O mundo de dentro para fora, Jan Stan, por volta de 1663

O mundo de dentro para fora, Jan Stan. C. 1663

Na figura, onde, junto com o estágio inicial, estão representados ditos, dona de casa adormecidacercado por exemplos de intemperança e frivolidade. Dois amantes (a julgar pela pose de um homem) bebem vinho, e o homem provoca as reprimendas de uma mulher vestida modestamente à direita e não presta atenção a um homem com um pato no ombro (este é um quaker - um devoto protestante devoto ao fanatismo, um fanático de moral rigorosa; um pato holandês também é um “quaker” ) Ele não tem medo de uma espada e uma bengala - instrumentos de punição em uma cesta acima de sua cabeça. Vinho está derramando; uma criança desacompanhada deixa cair um prato e o cachorro come comida na mesa. No fundo, um garoto fuma cachimbo, uma garota rouba guloseimas, um macaco estúpido para o relógio e o assado na lareira cai no fogo. Enquanto isso, o porco cheira rosas deixadas por seu amante - o equivalente holandês de "jogar contas antes dos porcos" - e as cartas de baralho lembram os perigos do jogo.

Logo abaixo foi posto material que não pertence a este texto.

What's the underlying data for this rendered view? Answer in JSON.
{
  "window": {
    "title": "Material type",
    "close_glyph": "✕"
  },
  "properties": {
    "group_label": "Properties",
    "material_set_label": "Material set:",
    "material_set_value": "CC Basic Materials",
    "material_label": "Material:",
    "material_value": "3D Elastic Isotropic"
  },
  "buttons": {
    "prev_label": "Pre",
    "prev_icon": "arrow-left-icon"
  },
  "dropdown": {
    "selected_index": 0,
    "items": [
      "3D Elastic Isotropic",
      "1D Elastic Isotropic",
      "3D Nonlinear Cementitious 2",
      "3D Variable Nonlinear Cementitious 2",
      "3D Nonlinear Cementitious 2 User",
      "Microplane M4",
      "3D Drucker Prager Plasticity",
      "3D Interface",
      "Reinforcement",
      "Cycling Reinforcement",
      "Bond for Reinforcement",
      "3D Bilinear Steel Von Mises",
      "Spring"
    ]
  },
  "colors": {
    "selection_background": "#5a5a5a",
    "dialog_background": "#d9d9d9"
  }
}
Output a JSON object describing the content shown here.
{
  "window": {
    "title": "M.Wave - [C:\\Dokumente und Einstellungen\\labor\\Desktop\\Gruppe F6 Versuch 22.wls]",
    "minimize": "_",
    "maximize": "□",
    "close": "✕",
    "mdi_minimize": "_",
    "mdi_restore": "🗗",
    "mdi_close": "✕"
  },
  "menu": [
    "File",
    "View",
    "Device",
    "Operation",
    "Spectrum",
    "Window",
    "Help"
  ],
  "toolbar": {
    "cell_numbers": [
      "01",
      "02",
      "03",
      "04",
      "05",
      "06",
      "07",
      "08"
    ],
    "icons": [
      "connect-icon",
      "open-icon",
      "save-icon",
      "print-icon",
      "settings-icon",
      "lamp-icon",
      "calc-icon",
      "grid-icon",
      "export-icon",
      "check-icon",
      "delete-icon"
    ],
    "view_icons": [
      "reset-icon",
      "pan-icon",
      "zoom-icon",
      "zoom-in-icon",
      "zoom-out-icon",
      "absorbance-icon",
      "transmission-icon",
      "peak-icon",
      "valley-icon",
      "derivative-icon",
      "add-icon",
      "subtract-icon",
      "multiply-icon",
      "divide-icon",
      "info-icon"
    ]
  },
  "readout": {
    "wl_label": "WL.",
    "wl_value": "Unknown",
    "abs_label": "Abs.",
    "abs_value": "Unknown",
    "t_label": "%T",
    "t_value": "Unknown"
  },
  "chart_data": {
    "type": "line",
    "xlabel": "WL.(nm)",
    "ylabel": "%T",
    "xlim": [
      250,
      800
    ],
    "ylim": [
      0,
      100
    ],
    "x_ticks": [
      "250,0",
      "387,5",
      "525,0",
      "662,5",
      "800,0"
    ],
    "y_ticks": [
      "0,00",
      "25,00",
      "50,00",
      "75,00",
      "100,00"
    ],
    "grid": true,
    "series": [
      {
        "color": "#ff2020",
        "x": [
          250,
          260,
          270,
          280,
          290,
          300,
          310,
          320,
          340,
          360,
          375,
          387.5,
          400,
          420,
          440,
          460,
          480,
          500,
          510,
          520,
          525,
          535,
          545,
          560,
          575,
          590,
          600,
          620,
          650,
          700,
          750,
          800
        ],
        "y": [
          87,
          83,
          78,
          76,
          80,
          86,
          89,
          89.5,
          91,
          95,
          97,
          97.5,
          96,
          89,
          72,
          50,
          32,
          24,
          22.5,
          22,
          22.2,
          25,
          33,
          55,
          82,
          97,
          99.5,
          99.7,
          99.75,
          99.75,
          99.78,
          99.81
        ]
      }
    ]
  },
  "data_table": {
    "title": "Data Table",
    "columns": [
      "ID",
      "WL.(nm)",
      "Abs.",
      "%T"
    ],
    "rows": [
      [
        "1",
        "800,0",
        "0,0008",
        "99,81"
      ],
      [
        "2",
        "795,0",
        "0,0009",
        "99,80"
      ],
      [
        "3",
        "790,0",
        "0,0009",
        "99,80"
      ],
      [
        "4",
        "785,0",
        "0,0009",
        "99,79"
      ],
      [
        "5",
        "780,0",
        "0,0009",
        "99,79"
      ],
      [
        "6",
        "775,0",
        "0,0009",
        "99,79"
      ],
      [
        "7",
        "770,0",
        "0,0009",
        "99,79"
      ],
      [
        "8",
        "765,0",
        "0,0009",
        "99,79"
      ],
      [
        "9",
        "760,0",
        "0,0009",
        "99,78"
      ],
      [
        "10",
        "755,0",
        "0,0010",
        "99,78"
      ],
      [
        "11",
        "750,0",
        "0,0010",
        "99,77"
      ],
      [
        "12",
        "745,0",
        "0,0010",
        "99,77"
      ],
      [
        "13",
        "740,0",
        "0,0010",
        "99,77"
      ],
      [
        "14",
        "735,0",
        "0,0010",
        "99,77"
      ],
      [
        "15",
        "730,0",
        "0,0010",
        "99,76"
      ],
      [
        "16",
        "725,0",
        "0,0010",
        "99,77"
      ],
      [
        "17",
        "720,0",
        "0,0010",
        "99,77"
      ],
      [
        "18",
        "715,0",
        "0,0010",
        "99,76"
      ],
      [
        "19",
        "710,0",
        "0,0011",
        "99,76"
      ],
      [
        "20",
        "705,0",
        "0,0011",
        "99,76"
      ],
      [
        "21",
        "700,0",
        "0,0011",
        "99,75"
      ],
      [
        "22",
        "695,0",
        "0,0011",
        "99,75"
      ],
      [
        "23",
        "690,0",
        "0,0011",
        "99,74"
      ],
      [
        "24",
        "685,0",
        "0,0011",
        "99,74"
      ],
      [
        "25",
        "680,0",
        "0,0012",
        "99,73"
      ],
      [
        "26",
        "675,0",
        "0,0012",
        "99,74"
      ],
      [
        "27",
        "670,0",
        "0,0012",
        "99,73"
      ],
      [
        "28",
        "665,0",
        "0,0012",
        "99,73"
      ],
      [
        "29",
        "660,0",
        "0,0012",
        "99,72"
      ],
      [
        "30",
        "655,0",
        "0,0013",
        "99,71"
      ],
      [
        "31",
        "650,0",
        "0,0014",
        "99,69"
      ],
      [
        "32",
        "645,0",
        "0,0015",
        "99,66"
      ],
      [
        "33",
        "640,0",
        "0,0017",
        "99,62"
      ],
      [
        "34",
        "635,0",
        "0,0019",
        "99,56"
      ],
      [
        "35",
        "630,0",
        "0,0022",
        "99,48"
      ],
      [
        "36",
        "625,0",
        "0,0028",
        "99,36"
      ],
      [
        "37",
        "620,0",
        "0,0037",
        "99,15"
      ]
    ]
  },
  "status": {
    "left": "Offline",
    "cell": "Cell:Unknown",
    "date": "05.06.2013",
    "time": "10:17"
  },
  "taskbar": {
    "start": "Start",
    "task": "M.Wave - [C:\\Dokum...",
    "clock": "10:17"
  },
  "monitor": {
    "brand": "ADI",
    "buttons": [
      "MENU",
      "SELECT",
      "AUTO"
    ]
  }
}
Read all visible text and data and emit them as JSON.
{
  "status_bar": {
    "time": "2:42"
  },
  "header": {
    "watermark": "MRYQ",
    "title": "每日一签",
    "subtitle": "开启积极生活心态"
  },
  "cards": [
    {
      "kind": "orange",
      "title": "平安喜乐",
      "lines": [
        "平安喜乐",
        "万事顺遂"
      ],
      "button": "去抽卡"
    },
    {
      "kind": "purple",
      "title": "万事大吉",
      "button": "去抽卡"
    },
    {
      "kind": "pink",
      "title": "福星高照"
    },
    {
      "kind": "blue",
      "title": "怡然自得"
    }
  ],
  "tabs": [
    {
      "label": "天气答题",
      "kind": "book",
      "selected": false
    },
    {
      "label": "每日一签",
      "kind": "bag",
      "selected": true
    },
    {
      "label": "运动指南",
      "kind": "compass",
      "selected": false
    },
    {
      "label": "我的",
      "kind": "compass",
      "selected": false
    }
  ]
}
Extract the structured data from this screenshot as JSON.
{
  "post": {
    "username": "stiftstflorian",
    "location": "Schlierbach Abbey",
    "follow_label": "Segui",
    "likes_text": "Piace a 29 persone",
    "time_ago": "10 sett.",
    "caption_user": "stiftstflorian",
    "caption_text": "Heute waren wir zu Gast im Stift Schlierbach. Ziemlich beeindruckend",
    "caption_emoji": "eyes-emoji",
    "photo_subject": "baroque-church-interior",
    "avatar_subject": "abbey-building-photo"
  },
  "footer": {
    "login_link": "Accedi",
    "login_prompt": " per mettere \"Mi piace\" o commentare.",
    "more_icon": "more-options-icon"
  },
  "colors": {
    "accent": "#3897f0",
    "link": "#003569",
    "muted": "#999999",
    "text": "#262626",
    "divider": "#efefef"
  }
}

LUXO. Muitos pintores holandeses do século XVII. refletiam luxo, mostrando pessoas magnificamente vestidas à mesa, servidas com pratos magníficos e pratos caros. Essas pinturas alertavam para a futilidade dos bens terrenos e do motov. Na pintura de Jan van de Velde, a morte à espera de um jovem casal (c. 1620) tem a inscrição: “Frequentemente nos deleitamos quando a morte está mais perto do que pensamos».